When I interviewed Golden for a 2008 profile, I found him downright Reagan-esque in his sincerity and straightforwardness and conviction. He turned Temple’s dormant football team from laughingstock to winner in less than half a decade, emphasizing all the right things: honor, integrity, teamwork, leadership. All, not coincidentally, are traits he personally exemplifies. He’s so Eagle Scout that you sort of want to laugh at him, except that he’s actually in on the joke. He knows he’s rare and square, and he doesn’t care.
Which is why the revelations about Shapiro’s illicit entanglement with the team for eight long years must have stung like Icy Hot on pad-chafed skin. Or, as expressed by Golden’s agent, Brett Senior—his agent, by the way, since Golden played at Penn State back in 1991, not some hot new agent hired once Temple started winning—it was “unsettling to say the least” that Golden wasn’t told about the NCAA investigation before he was hired. “I have to question the professionalism of that,” Senior added.

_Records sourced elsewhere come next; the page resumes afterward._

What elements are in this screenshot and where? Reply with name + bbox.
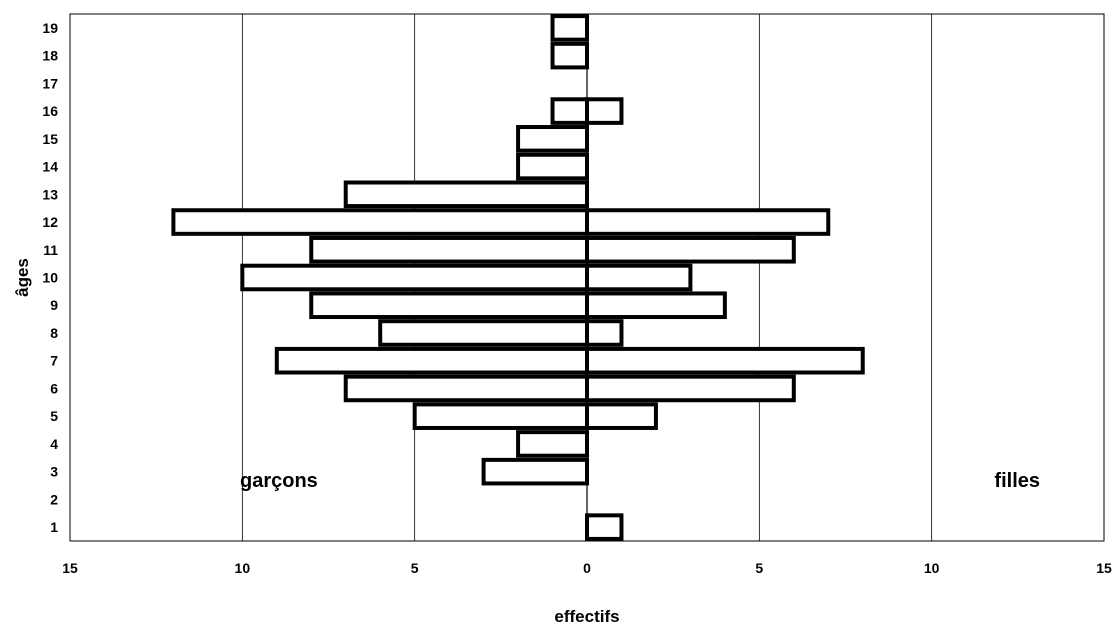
bar-garcons-3 — [481, 457, 590, 486]
bar-filles-11 — [585, 235, 796, 264]
bar-filles-6 — [585, 374, 796, 403]
annotation-garcons: garçons — [240, 470, 318, 492]
bar-filles-5 — [585, 402, 658, 430]
y-tick-label: 1 — [50, 519, 58, 535]
bar-filles-16 — [585, 97, 624, 125]
bar-garcons-10 — [240, 263, 589, 292]
y-tick-label: 13 — [42, 186, 58, 202]
y-tick-label: 17 — [42, 75, 58, 91]
bar-garcons-16 — [550, 97, 589, 125]
bar-garcons-5 — [412, 402, 589, 430]
y-tick-label: 15 — [42, 131, 58, 147]
x-tick-label: 15 — [1096, 560, 1112, 576]
bar-filles-10 — [585, 263, 693, 292]
y-tick-label: 5 — [50, 408, 58, 424]
bar-filles-7 — [585, 346, 865, 375]
bar-garcons-7 — [274, 346, 589, 375]
bar-filles-12 — [585, 208, 831, 236]
x-tick-label: 0 — [583, 560, 591, 576]
x-tick-label: 10 — [924, 560, 940, 576]
y-tick-label: 4 — [50, 436, 58, 452]
y-tick-label: 6 — [50, 380, 58, 396]
x-tick-labels: 15 10 5 0 5 10 15 — [62, 560, 1112, 576]
bar-garcons-13 — [343, 180, 589, 209]
bar-garcons-8 — [378, 319, 590, 347]
y-tick-label: 8 — [50, 325, 58, 341]
bar-garcons-18 — [550, 41, 589, 70]
y-tick-label: 12 — [42, 214, 58, 230]
y-tick-label: 19 — [42, 20, 58, 36]
bar-garcons-15 — [516, 125, 589, 153]
y-tick-label: 18 — [42, 48, 58, 64]
x-tick-label: 5 — [411, 560, 419, 576]
bars — [171, 14, 865, 541]
x-axis-title: effectifs — [554, 607, 619, 626]
x-tick-label: 10 — [235, 560, 251, 576]
bar-garcons-14 — [516, 152, 589, 181]
bar-garcons-19 — [550, 14, 589, 42]
bar-filles-9 — [585, 291, 727, 320]
y-tick-label: 2 — [50, 491, 58, 507]
bar-garcons-11 — [309, 235, 589, 264]
x-tick-label: 15 — [62, 560, 78, 576]
y-tick-label: 9 — [50, 297, 58, 313]
bar-garcons-9 — [309, 291, 589, 320]
y-tick-label: 10 — [42, 270, 58, 286]
y-tick-label: 3 — [50, 464, 58, 480]
bar-garcons-6 — [343, 374, 589, 403]
bar-filles-8 — [585, 319, 624, 347]
x-tick-label: 5 — [755, 560, 763, 576]
y-tick-label: 14 — [42, 159, 58, 175]
bar-garcons-4 — [516, 430, 589, 458]
y-tick-label: 16 — [42, 103, 58, 119]
y-tick-label: 11 — [43, 242, 58, 258]
y-axis-title: âges — [13, 258, 32, 297]
y-tick-label: 7 — [50, 353, 58, 369]
bar-garcons-12 — [171, 208, 589, 236]
bar-filles-1 — [585, 513, 624, 541]
annotation-filles: filles — [994, 470, 1040, 492]
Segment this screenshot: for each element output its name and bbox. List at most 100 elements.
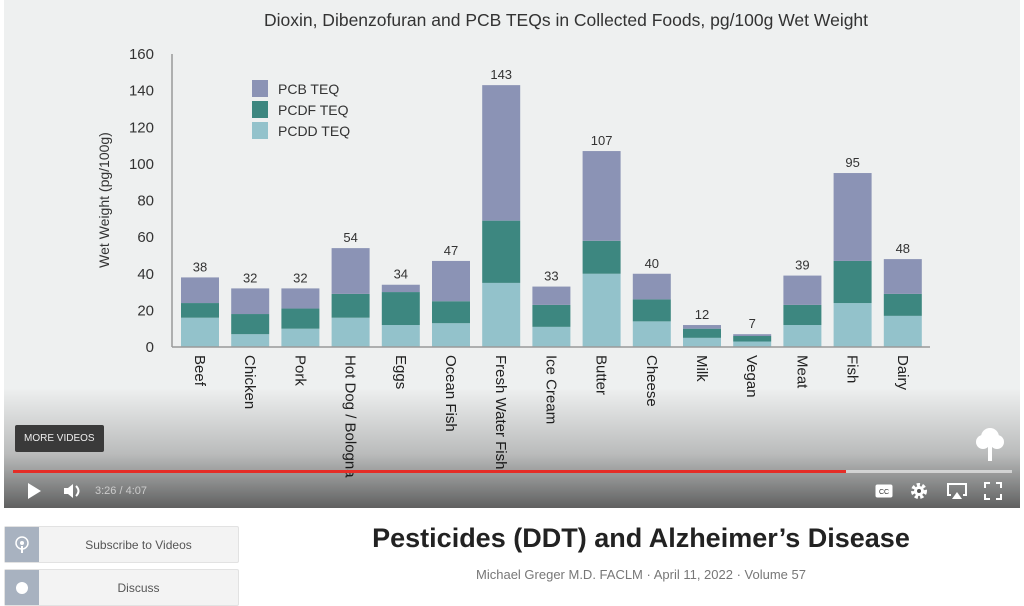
- bar-segment-pcb-teq: [833, 173, 872, 261]
- bar-segment-pcdf-teq: [432, 301, 470, 324]
- x-tick-label: Vegan: [743, 355, 760, 398]
- volume-button[interactable]: [62, 481, 84, 501]
- x-tick-label: Eggs: [392, 355, 409, 389]
- bar-total-label: 95: [845, 155, 859, 170]
- more-videos-button[interactable]: MORE VIDEOS: [15, 425, 104, 452]
- legend-label: PCDD TEQ: [278, 123, 350, 139]
- tree-logo-icon: [976, 428, 1004, 461]
- airplay-icon: [947, 483, 967, 499]
- y-tick-label: 140: [129, 83, 154, 100]
- y-tick-label: 160: [129, 46, 154, 63]
- bar-segment-pcdf-teq: [833, 260, 872, 304]
- y-tick-label: 40: [137, 266, 154, 283]
- x-tick-label: Pork: [291, 355, 308, 386]
- podcast-icon: [5, 527, 39, 562]
- airplay-button[interactable]: [946, 481, 968, 501]
- bar-segment-pcdf-teq: [582, 240, 621, 274]
- time-display: 3:26 / 4:07: [95, 485, 147, 497]
- bar-segment-pcdd-teq: [281, 328, 320, 347]
- x-tick-label: Fish: [844, 355, 861, 383]
- bar-total-label: 32: [293, 270, 307, 285]
- bar-segment-pcdd-teq: [733, 341, 772, 347]
- fullscreen-icon: [984, 482, 1002, 500]
- bar-segment-pcdf-teq: [683, 328, 721, 338]
- bar-segment-pcb-teq: [532, 286, 571, 305]
- bar-segment-pcdd-teq: [231, 334, 270, 347]
- legend-swatch: [252, 80, 268, 97]
- bar-total-label: 143: [490, 67, 512, 82]
- subscribe-label: Subscribe to Videos: [85, 537, 192, 552]
- captions-button[interactable]: CC: [875, 481, 893, 501]
- x-tick-label: Cheese: [643, 355, 660, 407]
- legend-label: PCDF TEQ: [278, 102, 349, 118]
- stacked-bar-chart: Dioxin, Dibenzofuran and PCB TEQs in Col…: [96, 10, 930, 478]
- x-tick-label: Butter: [593, 355, 610, 395]
- progress-fill: [13, 470, 847, 473]
- bar-segment-pcb-teq: [783, 275, 822, 305]
- x-tick-label: Meat: [793, 355, 810, 389]
- bar-segment-pcdf-teq: [231, 314, 270, 335]
- duration: 4:07: [125, 485, 148, 497]
- gear-icon: [911, 483, 927, 499]
- bar-segment-pcb-teq: [582, 151, 621, 241]
- bar-total-label: 7: [749, 316, 756, 331]
- settings-button[interactable]: [910, 481, 928, 501]
- y-tick-label: 120: [129, 119, 154, 136]
- x-tick-label: Chicken: [241, 355, 258, 409]
- x-tick-label: Dairy: [894, 355, 911, 391]
- y-tick-label: 60: [137, 229, 154, 246]
- legend-swatch: [252, 101, 268, 118]
- volume-icon: [64, 484, 80, 498]
- legend-label: PCB TEQ: [278, 81, 339, 97]
- bar-segment-pcdf-teq: [783, 304, 822, 326]
- discuss-label: Discuss: [117, 580, 160, 595]
- x-tick-label: Beef: [191, 355, 208, 387]
- video-player[interactable]: Dioxin, Dibenzofuran and PCB TEQs in Col…: [4, 0, 1020, 508]
- x-tick-label: Hot Dog / Bologna: [342, 355, 359, 478]
- subscribe-button[interactable]: Subscribe to Videos: [4, 526, 239, 563]
- bar-segment-pcb-teq: [733, 334, 772, 337]
- x-tick-label: Ocean Fish: [442, 355, 459, 432]
- y-tick-label: 80: [137, 193, 154, 210]
- play-button[interactable]: [26, 481, 42, 501]
- bar-segment-pcb-teq: [381, 284, 420, 293]
- y-tick-label: 20: [137, 302, 154, 319]
- bar-segment-pcdd-teq: [532, 326, 571, 347]
- bar-segment-pcdd-teq: [632, 321, 671, 347]
- chart-title: Dioxin, Dibenzofuran and PCB TEQs in Col…: [264, 10, 868, 30]
- progress-bar[interactable]: [13, 470, 1012, 473]
- discuss-button[interactable]: Discuss: [4, 569, 239, 606]
- bar-segment-pcb-teq: [683, 325, 721, 329]
- bar-total-label: 32: [243, 270, 257, 285]
- bar-segment-pcb-teq: [331, 248, 370, 294]
- bar-segment-pcdf-teq: [532, 304, 571, 327]
- bar-total-label: 12: [695, 307, 709, 322]
- video-meta: Michael Greger M.D. FACLM · April 11, 20…: [476, 567, 806, 582]
- bar-total-label: 54: [343, 230, 357, 245]
- svg-text:CC: CC: [879, 489, 889, 496]
- comment-icon: [5, 570, 39, 605]
- bar-segment-pcdd-teq: [883, 315, 922, 347]
- bar-total-label: 33: [544, 269, 558, 284]
- bar-total-label: 38: [193, 259, 207, 274]
- bar-total-label: 39: [795, 258, 809, 273]
- bar-segment-pcdf-teq: [381, 292, 420, 326]
- bar-segment-pcdd-teq: [331, 317, 370, 347]
- bar-segment-pcdf-teq: [733, 336, 772, 342]
- fullscreen-button[interactable]: [984, 481, 1002, 501]
- bar-segment-pcb-teq: [281, 288, 320, 309]
- bar-total-label: 47: [444, 243, 458, 258]
- bar-segment-pcdf-teq: [281, 308, 320, 329]
- legend-swatch: [252, 122, 268, 139]
- bar-segment-pcdd-teq: [582, 273, 621, 347]
- current-time: 3:26: [95, 485, 117, 497]
- video-title: Pesticides (DDT) and Alzheimer’s Disease: [372, 523, 910, 553]
- bar-segment-pcb-teq: [883, 259, 922, 294]
- bar-segment-pcdf-teq: [331, 293, 370, 318]
- y-axis-label: Wet Weight (pg/100g): [96, 132, 112, 268]
- play-icon: [28, 483, 41, 499]
- bar-total-label: 40: [645, 256, 659, 271]
- bar-segment-pcb-teq: [482, 85, 521, 221]
- bar-segment-pcb-teq: [632, 273, 671, 300]
- bar-segment-pcdd-teq: [432, 323, 470, 347]
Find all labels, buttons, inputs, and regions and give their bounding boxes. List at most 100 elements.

But see, here’s the thing. Senior also took pains to assure the ’Cane faithful that Al Golden isn’t going anywhere else, not even with the perfectly understandable excuse that Miami hired him under blatantly false pretenses. “He’s got a five-year contract,” Senior said. “He’s there to honor the contract. He’s the real thing.” And Miami trustee Paul DiMare, who was instrumental in bringing Golden on, was right on board: “Knowing the history of most coaches,” he allowed, “I’d worry. Knowing the history of this person and his character, I don’t worry about it.”
What that really means is that Miami made a damned smart hire. Al Golden won’t walk away from this mess that isn’t of his making because he’s Al Golden. You’ve got to wonder at the bitter irony of that.